Il est partout : dans les expositions, dans sa librairie, dans les pages de votre estimé hebdomadaire, derrière ses platines et, plus généralement, là où l’on discute d’art et de culture. Ce qui définit le mieux Hans Fellner, c’est sans doute le terme – « ce n’est pas un gros mot » – d’intellectuel. Formé à la philosophie, à l’histoire, à l’histoire de l’art, à la philologie germanique, à la sociologie, ce Luxembourgeois d’origine néerlandaise de 53 ans est resté étudiant pendant quelque 18 ans : « Pour moi, la formation est plus importante que le diplôme et la curiosité est mon moteur. » Ainsi, il se souvient du coup de foudre pour une exposition sur le pop art au Ludwig Museum de Cologne quand il avait quatorze ans aussi bien que des grandes œuvres du début du XIXe ou de l’art contemporain. Même ouverture et éclectisme en musique. Ce mélomane, DJ éclectique sous le nom de Duchamp à ses heures, peut rentrer d’une soirée électro pour écouter un opéra de Rameau. Au débat qui a nourri toute une génération opposant les Beatles aux Stones, il répond : « Aucun, plutôt John Coltrane avec Ennio Morricone ».
C’est sur les bancs de l’École européenne de Luxembourg que, très tôt, il développe cette curiosité et son ouverture d’esprit. La formation classique d’une culture bourgeoise est complétée par le vent contestataire des années 70 où l’utopie et l’optimisme ouvrent vers d’autres horizons culturels. Parallèlement à ses années d’étudiant, Hans Fellner s’intéresse au commerce des antiquités, puis des gravures anciennes, depuis le baroque italien jusqu’à l’historicisme du XIXe. Il met en place des catalogues, se fait connaître du milieu et développe un commerce. En 1993, il ouvre Art et Livres à la Place Guillaume à Luxembourg où il se spécialise en « Luxemburgensia » : livres, gravures et tout ce qui concerne le Luxembourg et son histoire. La passion s’estompe après quelques années (« le travail ressemblait trop à celui d’un archiviste ») et c’est une autre librairie qu’Hans Fellner, cette fois à son nom et consacrée aux livres d’art, d’architecture, de design et de photos.

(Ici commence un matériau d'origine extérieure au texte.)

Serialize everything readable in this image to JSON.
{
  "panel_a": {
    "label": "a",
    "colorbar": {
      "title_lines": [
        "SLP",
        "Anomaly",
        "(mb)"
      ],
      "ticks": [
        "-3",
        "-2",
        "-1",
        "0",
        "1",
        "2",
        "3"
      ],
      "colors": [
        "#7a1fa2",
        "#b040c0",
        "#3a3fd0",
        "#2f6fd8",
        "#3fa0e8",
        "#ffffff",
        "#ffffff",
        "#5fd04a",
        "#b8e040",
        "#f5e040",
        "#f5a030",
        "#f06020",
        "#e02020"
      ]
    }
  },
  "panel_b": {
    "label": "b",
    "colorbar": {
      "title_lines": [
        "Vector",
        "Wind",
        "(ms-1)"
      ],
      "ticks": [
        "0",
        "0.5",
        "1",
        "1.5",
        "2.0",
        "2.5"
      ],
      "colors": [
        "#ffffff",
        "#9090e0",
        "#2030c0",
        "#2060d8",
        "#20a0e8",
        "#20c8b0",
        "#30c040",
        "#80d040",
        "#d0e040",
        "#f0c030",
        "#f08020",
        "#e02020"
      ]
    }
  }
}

Fellner Art Book devient rapidement un lieu incontournable pour tout ce que Luxembourg compte d’artistes, de créateurs, d’amateurs plus ou moins éclairés, de commentateurs culturels et de professionnels de la profession. On y vient pour acheter un beau livre, mais on y passe toujours du temps à discuter de la dernière exposition, du prochain concert ou des décisions politiques. Ce n’est pas le café du commerce avec ses brèves de comptoir, c’est un rendez-vous pour les esprits ouverts qui aiment de débat et cherchent à en savoir plus. Ne se considérant pas comme un commerçant, Hans Fellner, se voit plutôt comme un amateur avec qui partager idées et passions. « L’échange avec les clients est essentiel : je leur apporte des connaissances, ils m’apprennent des choses ». Cependant, depuis quelques années, la crise du livre se fait ressentir : concurrence par internet, saturation du marché, fatigue de la consommation et fatigue personnelle ont eu raison du libraire, qui entend désormais tourner la page. Pendant plusieurs années d’observation de la scène culturelle luxembourgeoise, il a forgé diverses remarques qui aboutissent à un concept de ce qu’il veut entreprendre.
« Pour moi les musées ne sont plus les moteurs de la créativité contemporaine. L’art se passe dans un contexte social et politique, dans la rue et l’espace public. Pour moi les musées ne sont plus les seuls forums de la créativité contemporaine. L’art va et doit se manifester dans des contextes sociaux et politiques, notamment avec des réalisations et interventions dans l’espace public ». Le projet d’Hans Fellner sera donc d’être le curateur de manifestations culturelles, accessibles à tous, au sens physique comme intellectuel, parce qu’incontournables, s’imposant comme tel. C’est donc auprès des artistes, graphistes, architectes, et designers luxembourgeois, qui réalisent des interventions urbaines qu’il se tourne, non sans en avoir discuté avec les autorités communales qui se montrent intéressées. « Il ne faut pas laisser passer le train, il est déjà lancé, c’est le moment de l’attraper », explique-t-il de manière métaphorique. En plus, la culture de la jeunesse, pour et par les jeunes, mérite une meilleure place dans le paysage créatif luxembourgeois. Le but n’est pas de créer un événement ponctuel, fût-il récurrent, mais plutôt de fonctionner « selon l’arrivage » de projets qui tiennent la route. Loin du bling-bling de la ville haute, c’est vers le quartier de la gare, Bonnevoie et Hollerich qu’il faudra se tourner. Wait and see.